In either case, as a mobile app developer we need to ensure that adequate precautions are programmed, sufficient vulnerability testing for mobile app is performed and allow security to be an integral part of the design. Here are some simple and yet highly useful steps to follow.
To give you some context, many of the below items are essential for HIPAA compliance and SAX/PCI compliance.
Step 1: Make mobile security an integral part of your design. Think wholistic end-to-end mobile security, starting from the user to the backend infrastructure. Consider authentication, password complexity, data transmission, data storage, data processing, third-party integration, storage of images, videos, documents and infrastructure setup.
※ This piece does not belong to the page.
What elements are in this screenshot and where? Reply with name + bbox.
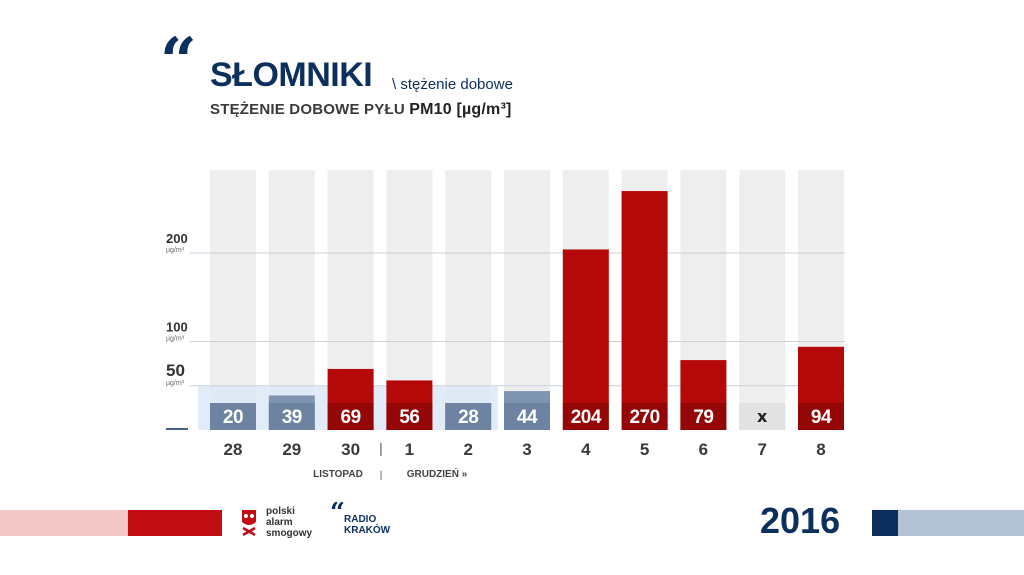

Step 2: Authentication and password complexity protects your mobile app at the end-user level. This makes the process easier for users while making sure there are no loop-holes if a device is being used. If critical data is not protected, devices can be lost.
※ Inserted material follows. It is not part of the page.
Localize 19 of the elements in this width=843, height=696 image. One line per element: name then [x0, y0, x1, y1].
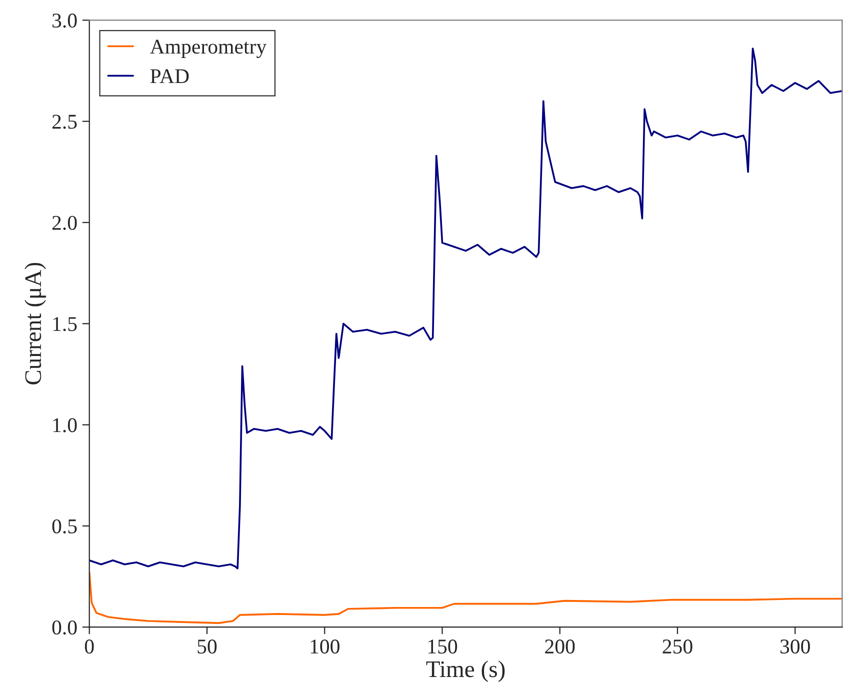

Step 3: Storing data including username and passwords locally on the device. This is a situation that seems so easy to overlook while being the easiest to protect. Make sure authentication credentials are stored in either “Device KeyChain” or “Managed Storage.” Both these methods encrypt critical information when they are stored on mobile devices. For other app data, determine if they need to be encrypted before being stored locally.
Step 4: Sending data back and forth from the server aka mobile transport layer needs to be fully secure. The easiest way to achieve this is to setup https (secure http) using a SSL certificate. Make sure the certificate is properly created covering all ciphers schemes.
Step 5: Server side code vulnerabilities are one of the easiest to make but very difficult to find. You need specialized vulnerability tools to identify and fix such issues.
Step 6: Data storage is probably already secure. The best way to secure data is to encrypt it during storage. This is called data-at-rest encryption. This increases the server resource requirements in order to encrypt and decrypt at run-time. But it’s still worth it.
Step 7: This is the one area that involves people and therefore most risky if you don’t have good procedures. All admin credentials need to be changed at periodic intervals. When an employee leaves, make sure to delete their credentials. And finally document all processes.
If you follow these seven steps, you can stop the hack or at least greatly reduce your chances of getting hacked.